The India-China border dispute covers the 3,488-km-long LAC. China claims Arunachal Pradesh as part of southern Tibet, while India contests it.

Both sides have been asserting that pending the final resolution of the boundary issue, it is necessary to maintain peace and tranquillity in the border areas.


A large number of Indian and Chinese troops have been engaged in an eyeball-to-eyeball situation in Galwan Valley and certain other areas of eastern Ladakh for the last five weeks, including. in Pangong Tso, Galwan Valley, Demchok and Daulat Beg Oldie in eastern Ladakh.

A sizeable number of Chinese Army personnel even transgressed into the Indian side of the de-facto border in several areas including Pangong Tso.

The Indian Army has been fiercely objecting to the transgressions and demanded their immediate withdrawal for the restoration of peace and tranquillity in the area. Both sides held a series of talks in the last few days to resolve the row.

In their first serious efforts to end the row, Lt General Harinder Singh, the general officer commanding of the Leh-based 14 Corps, and Commander of the Tibet Military District Maj Gen Liu Lin held a nearly seven-hour meeting on June 6.

The meeting was followed by two rounds of Major General-level talks.

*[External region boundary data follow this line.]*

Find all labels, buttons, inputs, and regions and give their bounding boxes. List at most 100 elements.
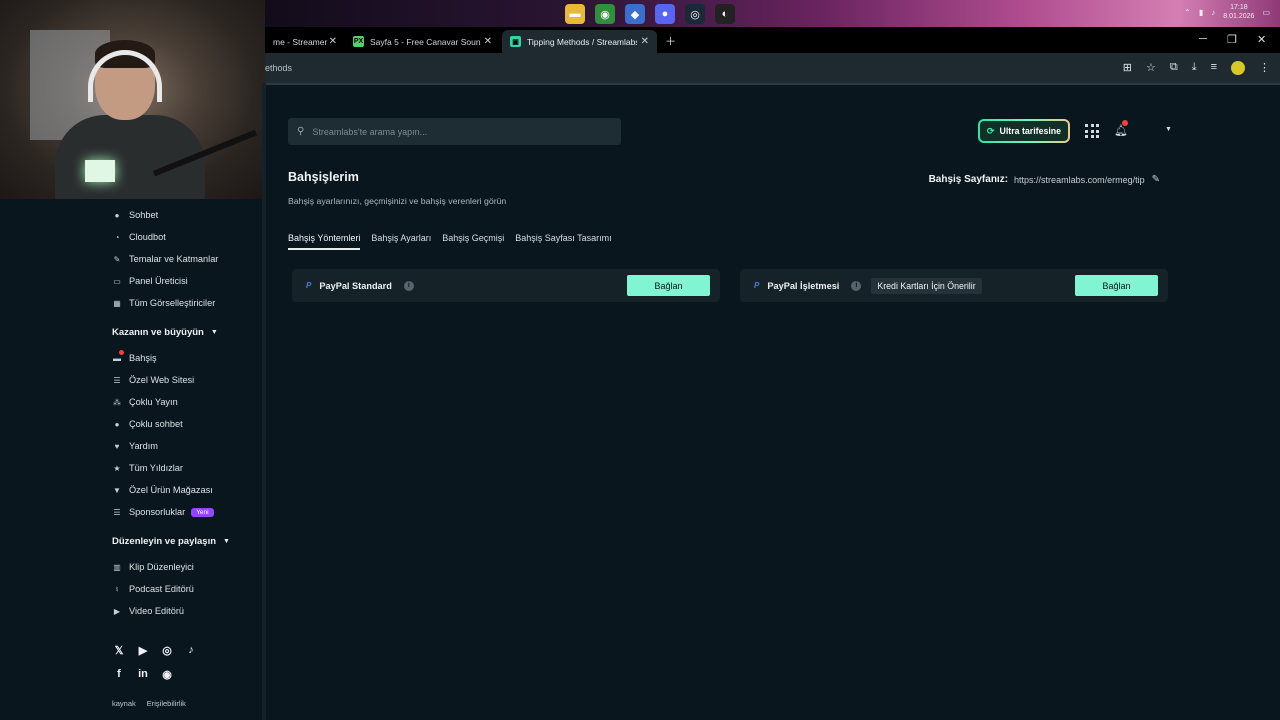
connect-button[interactable]: Bağlan [1075, 275, 1158, 296]
sidebar-section-edit[interactable]: Düzenleyin ve paylaşın ▼ [112, 536, 230, 547]
youtube-icon[interactable]: ▶ [136, 643, 150, 657]
tab-title: Tipping Methods / Streamlabs [527, 36, 637, 47]
sidebar-item-clip-editor[interactable]: ▥ Klip Düzenleyici [112, 560, 194, 574]
sidebar-item-panel-maker[interactable]: ▭ Panel Üreticisi [112, 274, 188, 288]
profile-avatar[interactable] [1231, 61, 1245, 75]
chat-icon: ● [114, 210, 120, 220]
sidebar-item-multichat[interactable]: ● Çoklu sohbet [112, 417, 183, 431]
edit-pencil-icon[interactable]: ✎ [1152, 174, 1160, 185]
extensions-icon[interactable]: ⧉ [1170, 61, 1178, 75]
bookmark-star-icon[interactable]: ☆ [1146, 61, 1156, 75]
linkedin-icon[interactable]: in [136, 667, 150, 681]
info-icon[interactable]: i [851, 280, 862, 291]
volume-icon[interactable]: ♪ [1211, 8, 1215, 17]
facebook-icon[interactable]: f [112, 667, 126, 681]
footer-link-accessibility[interactable]: Erişilebilirlik [147, 699, 186, 708]
clock-date: 8.01.2026 [1223, 13, 1255, 20]
discord-icon[interactable]: ● [655, 4, 675, 24]
address-bar: ethods ⊞ ☆ ⧉ ⤓ ≡ ⋮ [265, 53, 1280, 83]
apps-grid-icon[interactable] [1085, 124, 1099, 138]
sidebar-item-label: Video Editörü [129, 606, 184, 616]
new-tab-icon[interactable]: ＋ [665, 33, 676, 49]
notification-icon[interactable]: ▭ [1262, 8, 1270, 17]
page-title: Bahşişlerim [288, 170, 359, 184]
minimize-icon[interactable]: ─ [1199, 33, 1207, 45]
sidebar-item-stars[interactable]: ★ Tüm Yıldızlar [112, 461, 183, 475]
close-icon[interactable]: ✕ [641, 36, 649, 47]
sidebar-item-label: Özel Ürün Mağazası [129, 485, 213, 495]
tab-tip-history[interactable]: Bahşiş Geçmişi [442, 233, 504, 250]
ultra-upgrade-button[interactable]: ⟳ Ultra tarifesine [978, 119, 1070, 143]
sidebar-item-label: Sponsorluklar [129, 507, 186, 517]
sidebar-item-label: Yardım [129, 441, 158, 451]
close-icon[interactable]: ✕ [329, 36, 337, 47]
clock[interactable]: 17:18 8.01.2026 [1223, 3, 1254, 21]
url-field[interactable]: ethods [265, 63, 292, 73]
browser-tabbar: me - Streamer ✕ PX Sayfa 5 - Free Canava… [265, 27, 1280, 53]
media-icon[interactable]: ≡ [1211, 61, 1217, 75]
tip-page-url[interactable]: https://streamlabs.com/ermeg/tip [1014, 175, 1145, 185]
sidebar-item-podcast-editor[interactable]: ♮ Podcast Editörü [112, 582, 194, 596]
freesound-favicon-icon: PX [353, 36, 364, 47]
sidebar-item-help[interactable]: ♥ Yardım [112, 439, 158, 453]
heart-icon: ♥ [114, 441, 120, 451]
tiktok-icon[interactable]: ♪ [184, 643, 198, 657]
ultra-label: Ultra tarifesine [999, 126, 1062, 136]
sidebar-item-label: Çoklu sohbet [129, 419, 183, 429]
search-box[interactable]: ⚲ [288, 118, 621, 145]
tab-tip-settings[interactable]: Bahşiş Ayarları [371, 233, 431, 250]
sidebar-section-earn[interactable]: Kazanın ve büyüyün ▼ [112, 327, 218, 338]
app-diamond-icon[interactable]: ◆ [625, 4, 645, 24]
obs-icon[interactable]: ◐ [715, 4, 735, 24]
restore-icon[interactable]: ❐ [1227, 33, 1237, 46]
paypal-icon: P [306, 281, 312, 290]
browser-tab-2[interactable]: PX Sayfa 5 - Free Canavar Sound E ✕ [345, 30, 500, 53]
browser-tab-1[interactable]: me - Streamer ✕ [265, 30, 345, 53]
sidebar-item-label: Cloudbot [129, 232, 166, 242]
x-twitter-icon[interactable]: 𝕏 [112, 643, 126, 657]
info-icon[interactable]: i [403, 280, 414, 291]
translate-icon[interactable]: ⊞ [1123, 61, 1132, 75]
tab-tip-methods[interactable]: Bahşiş Yöntemleri [288, 233, 361, 250]
section-title: Düzenleyin ve paylaşın [112, 536, 217, 547]
taskbar: ▬ ◉ ◆ ● ◎ ◐ ⌃ ▮ ♪ 17:18 8.01.2026 ▭ [265, 0, 1280, 27]
tab-tip-page-design[interactable]: Bahşiş Sayfası Tasarımı [515, 233, 611, 250]
sidebar-item-visualizers[interactable]: ▦ Tüm Görselleştiriciler [112, 296, 215, 310]
sidebar-item-themes[interactable]: ✎ Temalar ve Katmanlar [112, 252, 219, 266]
taskbar-apps: ▬ ◉ ◆ ● ◎ ◐ [565, 4, 735, 24]
chevron-up-icon[interactable]: ⌃ [1184, 8, 1191, 17]
caret-down-icon: ▼ [210, 329, 218, 336]
sidebar-item-chat[interactable]: ● Sohbet [112, 208, 159, 222]
sidebar-item-label: Tüm Yıldızlar [129, 463, 183, 473]
sidebar-item-sponsorships[interactable]: ☰ Sponsorluklar Yeni [112, 505, 214, 519]
sidebar-item-label: Podcast Editörü [129, 584, 194, 594]
steam-icon[interactable]: ◎ [685, 4, 705, 24]
close-icon[interactable]: ✕ [484, 36, 492, 47]
screen: ▬ ◉ ◆ ● ◎ ◐ ⌃ ▮ ♪ 17:18 8.01.2026 ▭ me -… [0, 0, 1280, 720]
sidebar-item-label: Temalar ve Katmanlar [129, 254, 219, 264]
video-icon: ▶ [113, 606, 121, 616]
folder-icon[interactable]: ▬ [565, 4, 585, 24]
instagram-icon[interactable]: ◎ [160, 643, 174, 657]
usb-icon[interactable]: ▮ [1199, 8, 1203, 17]
bell-icon[interactable]: 🔔︎ [1114, 124, 1128, 137]
sidebar-item-multistream[interactable]: ⁂ Çoklu Yayın [112, 395, 178, 409]
sidebar-item-merch[interactable]: ▼ Özel Ürün Mağazası [112, 483, 213, 497]
discord-icon[interactable]: ◉ [160, 667, 174, 681]
sidebar-item-video-editor[interactable]: ▶ Video Editörü [112, 604, 184, 618]
footer-link-source[interactable]: kaynak [112, 699, 136, 708]
search-input[interactable] [312, 126, 593, 137]
connect-button[interactable]: Bağlan [627, 275, 710, 296]
close-window-icon[interactable]: ✕ [1257, 33, 1266, 46]
sidebar-item-website[interactable]: ☰ Özel Web Sitesi [112, 373, 194, 387]
chrome-icon[interactable]: ◉ [595, 4, 615, 24]
menu-kebab-icon[interactable]: ⋮ [1259, 61, 1270, 75]
download-icon[interactable]: ⤓ [1192, 61, 1197, 75]
webcam-microphone-light [85, 160, 115, 182]
ultra-button-inner: ⟳ Ultra tarifesine [980, 121, 1068, 141]
sidebar-item-cloudbot[interactable]: ◔ Cloudbot [112, 230, 166, 244]
tab-title: Sayfa 5 - Free Canavar Sound E [370, 36, 480, 47]
sidebar-item-tip[interactable]: ▬ Bahşiş [112, 350, 157, 365]
browser-tab-3[interactable]: ▣ Tipping Methods / Streamlabs ✕ [502, 30, 657, 53]
user-menu-caret-icon[interactable]: ▼ [1165, 126, 1172, 133]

The Indian side has been pitching for the restoration of status quo ante and immediate withdrawal of thousands of Chinese troops from the areas which India considers on its side of the LAC.

Monday’s clashes came two days after the Indian Army Chief Gen. M M Naravane said both sides have begun disengaging from Galwan Valley. He said on Saturday that both sides are “disengaging” in a phased manner.

“We have started from the north, from the area of the Galwan river where a lot of disengagement has taken place. It has been a very fruitful dialogue that we have had,” he had said.

Following the standoff in eastern Ladakh, the two sides have deployed additional troops along the LAC, the de-facto Sino-India border, in North Sikkim, Himachal Pradesh, Uttarakhand and Arunachal Pradesh in the last few days, the sources said.

After the standoff began early last month, the Indian military leadership decided that Indian troops will adopt a firm approach in dealing with the aggressive posturing by the Chinese troops in all disputed areas of Pangong Tso, Galwan Valley, Demchok and Daulat Beg Oldie.

The Chinese Army has been gradually ramping up its strategic reserves in its rear bases near the LAC by rushing in artillery guns, infantry combat vehicles and heavy military equipment.

The trigger for the face-off was China’s stiff opposition to India laying a key road in the Finger area around the Pangong Tso Lake besides construction of another road connecting the Darbuk-Shayok-Daulat Beg Oldie road in Galwan Valley.

The road in the Finger area in Pangong Tso is considered crucial for India to carry out patrols. India has already decided not to stall any border infrastructure projects in eastern Ladakh in view of Chinese protests.

The situation in the area deteriorated after around 250 Chinese and Indian soldiers were engaged in a violent face-off on May 5 and 6. The incident in Pangong Tso was followed by a similar incident in North Sikkim on May 9.